How Concerned Should New York Yankees Be About C.C. Sabathia?

By Nolan Silbernagel
C.C Sabathia
Kim Klement-USA TODAY Sports

The New York Yankees are getting a lot of scary signs as of late from their supposed ace C.C Sabathia, and it might not be too much of a stretch for the Bronx Bombers to start worrying about their pitcher.

Sabathia is coming off, by far, the worst season of his career, in which he barely finished over .500 at 14-13 and had a bloated ERA of 4.78 that was over a run more than his career ERA of 3.60.

He has pitched an extraordinary amount of innings over his career, going more than the 200 innings mark eight times and never pitching less than 180. It’s as if all those miles on his arm caught up to him in 2013, and thus makes his future in the MLB bleak for the big lefty and the Yankees.
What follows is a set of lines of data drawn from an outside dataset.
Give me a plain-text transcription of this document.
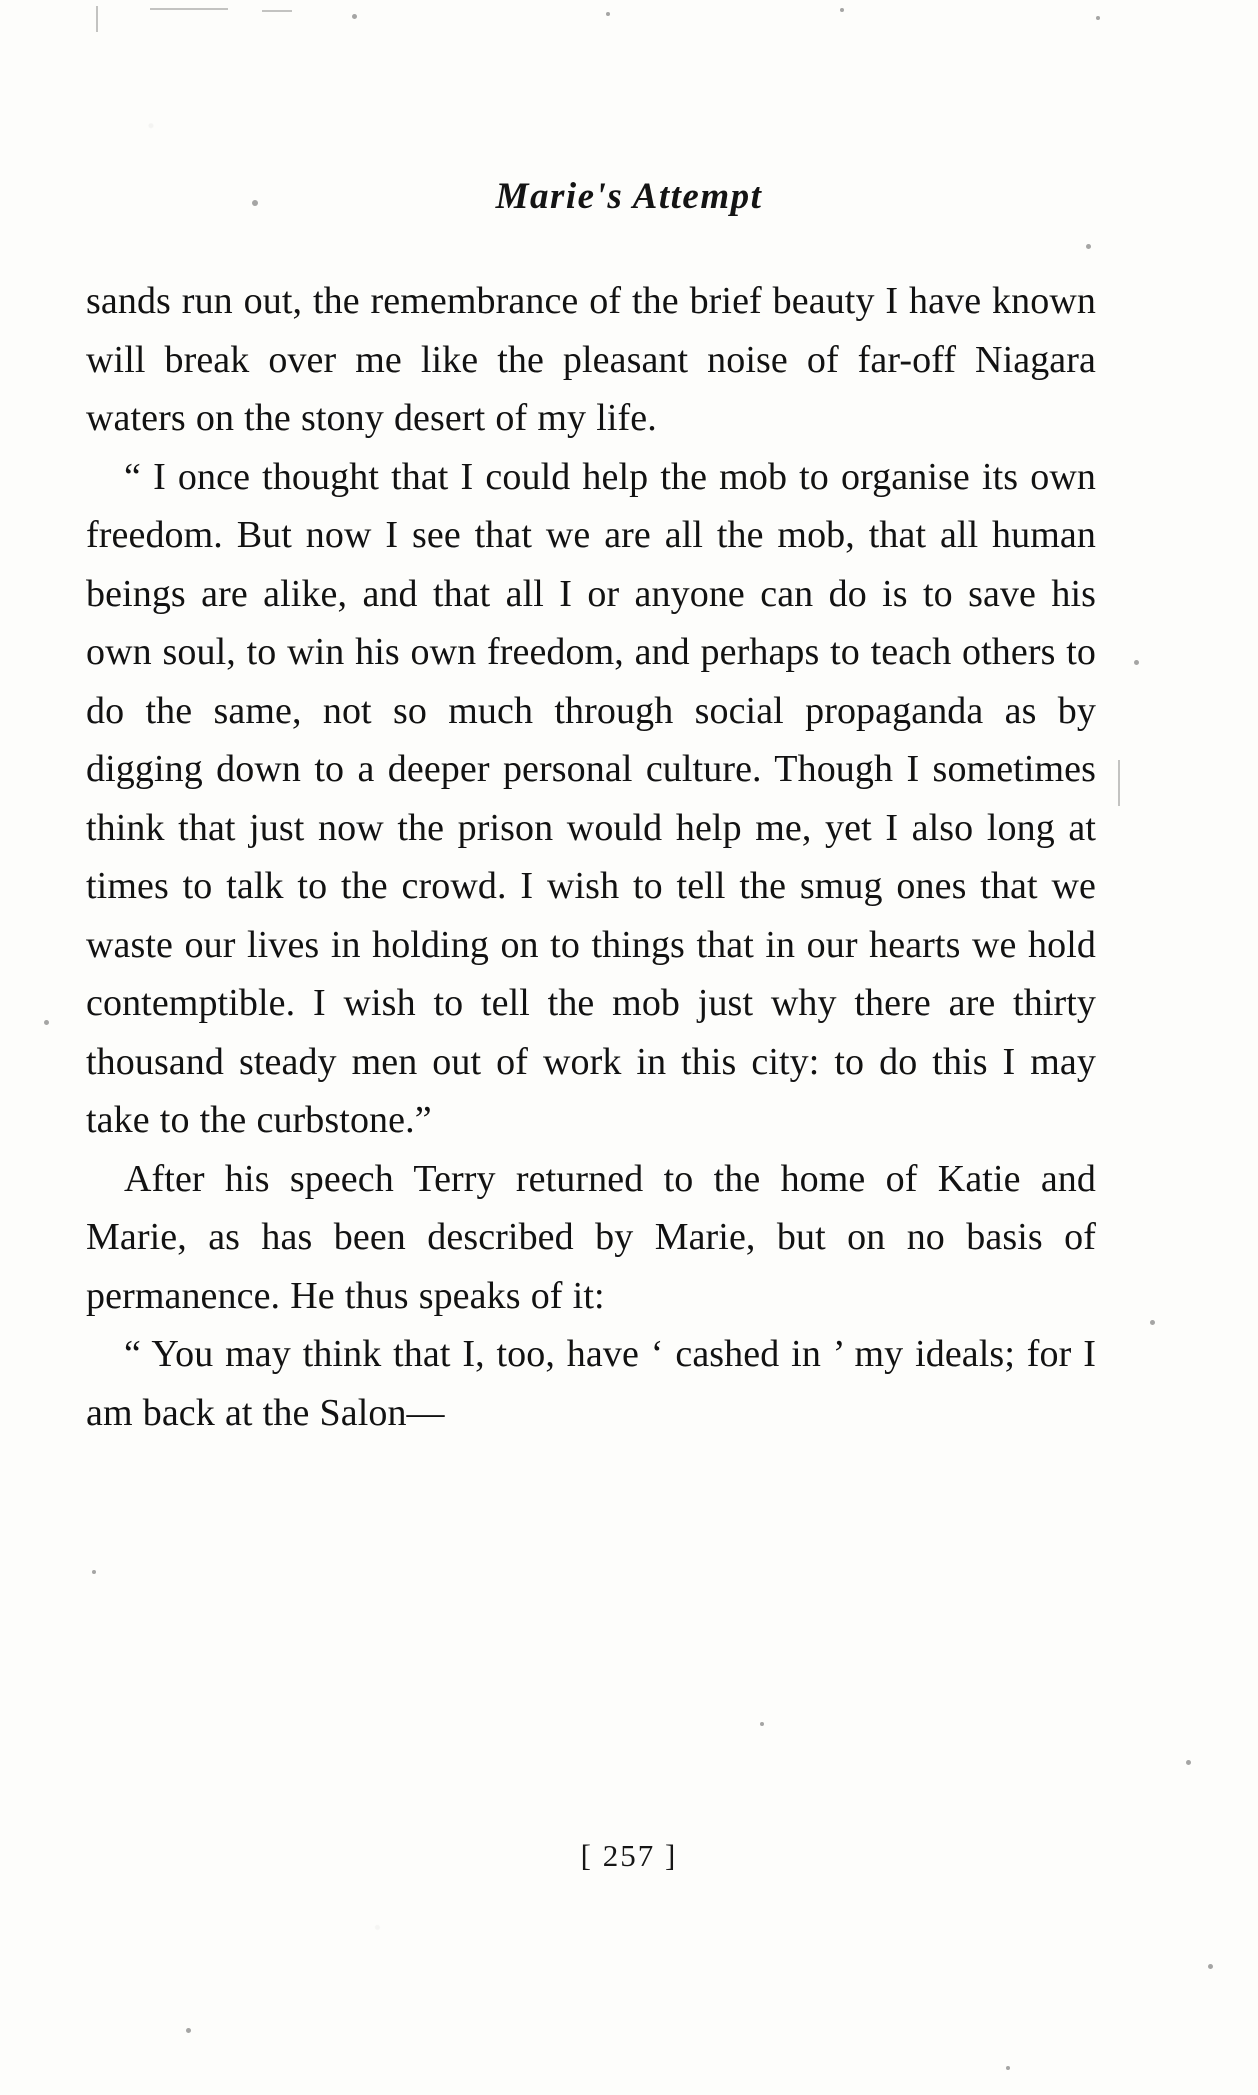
Marie's Attempt

sands run out, the remembrance of the brief beauty I have known will break over me like the pleasant noise of far-off Niagara waters on the stony desert of my life.

“ I once thought that I could help the mob to organise its own freedom. But now I see that we are all the mob, that all human beings are alike, and that all I or anyone can do is to save his own soul, to win his own freedom, and perhaps to teach others to do the same, not so much through social propaganda as by digging down to a deeper personal culture. Though I sometimes think that just now the prison would help me, yet I also long at times to talk to the crowd. I wish to tell the smug ones that we waste our lives in holding on to things that in our hearts we hold contemptible. I wish to tell the mob just why there are thirty thousand steady men out of work in this city: to do this I may take to the curbstone.”

After his speech Terry returned to the home of Katie and Marie, as has been described by Marie, but on no basis of permanence. He thus speaks of it:

“ You may think that I, too, have ‘ cashed in ’ my ideals; for I am back at the Salon—

[ 257 ]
Not only should the amount of innings Sabathia has thrown concern New York, but so should his physical frame. Sabathia actually lost weight over the offseason, but by losing pounds, he also lost velocity on his pitches, as his fastball topped out at 88 mph in a recent bullpen session.
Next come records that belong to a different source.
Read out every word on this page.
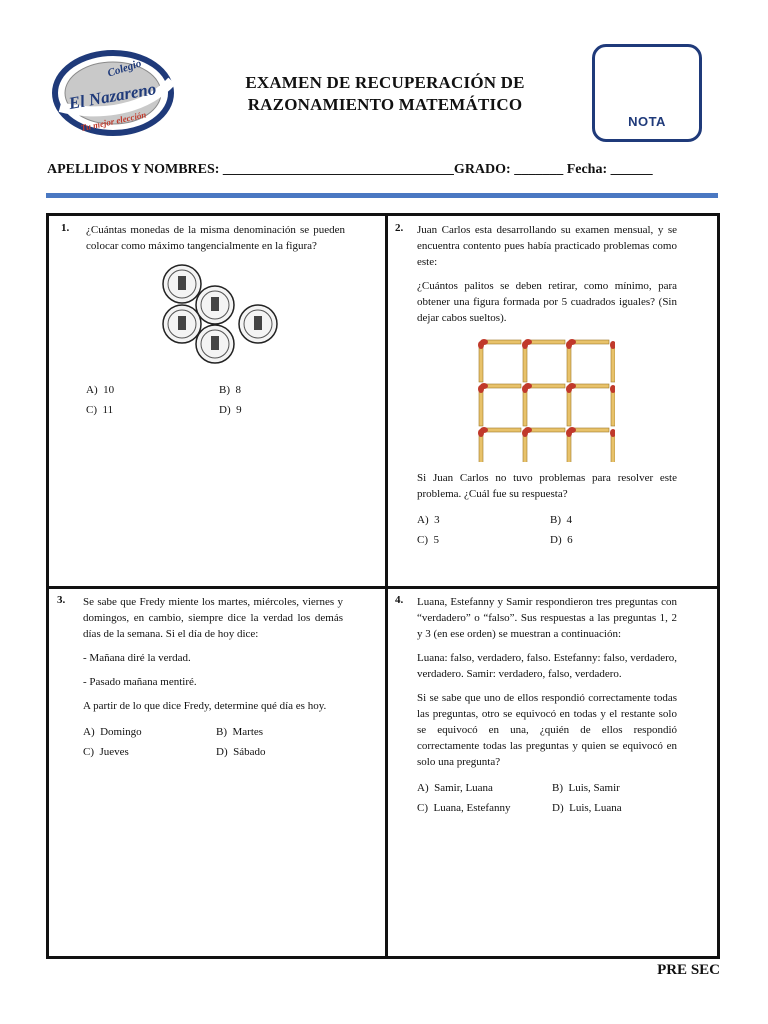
Colegio
El Nazareno
Tu mejor elección
EXAMEN DE RECUPERACIÓN DE
RAZONAMIENTO MATEMÁTICO
NOTA
APELLIDOS Y NOMBRES: _________________________________GRADO: _______ Fecha: ______
1. ¿Cuántas monedas de la misma denominación se pueden colocar como máximo tangencialmente en la figura?

A) 10	B) 8
C) 11	D) 9
2. Juan Carlos esta desarrollando su examen mensual, y se encuentra contento pues había practicado problemas como este:

¿Cuántos palitos se deben retirar, como mínimo, para obtener una figura formada por 5 cuadrados iguales? (Sin dejar cabos sueltos).

Si Juan Carlos no tuvo problemas para resolver este problema. ¿Cuál fue su respuesta?

A) 3	B) 4
C) 5	D) 6
3. Se sabe que Fredy miente los martes, miércoles, viernes y domingos, en cambio, siempre dice la verdad los demás días de la semana. Si el día de hoy dice:

- Mañana diré la verdad.

- Pasado mañana mentiré.

A partir de lo que dice Fredy, determine qué día es hoy.

A) Domingo	B) Martes
C) Jueves	D) Sábado
4. Luana, Estefanny y Samir respondieron tres preguntas con “verdadero” o “falso”. Sus respuestas a las preguntas 1, 2 y 3 (en ese orden) se muestran a continuación:

Luana: falso, verdadero, falso. Estefanny: falso, verdadero, verdadero. Samir: verdadero, falso, verdadero.

Si se sabe que uno de ellos respondió correctamente todas las preguntas, otro se equivocó en todas y el restante solo se equivocó en una, ¿quién de ellos respondió correctamente todas las preguntas y quien se equivocó en solo una pregunta?

A) Samir, Luana	B) Luis, Samir
C) Luana, Estefanny	D) Luis, Luana
PRE SEC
An 88 mph fastball is not going to get it done, as seen in New York’s 3-2 loss to the Washington Nationals earlier this afternoon. Sabathia was the starter and was shaky at best, giving up four hits, two walks and allowing all of Washington’s runs in only three innings of work.

The ace of the the Yankees should not be allowing two base runners an inning, and he especially should not be doing that in Spring Training when a lot of big league caliber bats are not in the lineup. Five other Yankee pitchers combined to close out the remaining five innings (there was no bottom of the ninth), and none of them surrendered another run to the Nationals. It is a pretty bad sign when relatively unknown relief pitchers can shutdown an offense that an ace of a team could not handle.

Sabathia is absolutely critical to the Yankees’ success in 2014. He has been the ace and workhorse of the staff since arriving on the team in 2009, but if his heavy workload in the past and his recent struggles are indicators of how things are going to be, New York might be in serious trouble this year.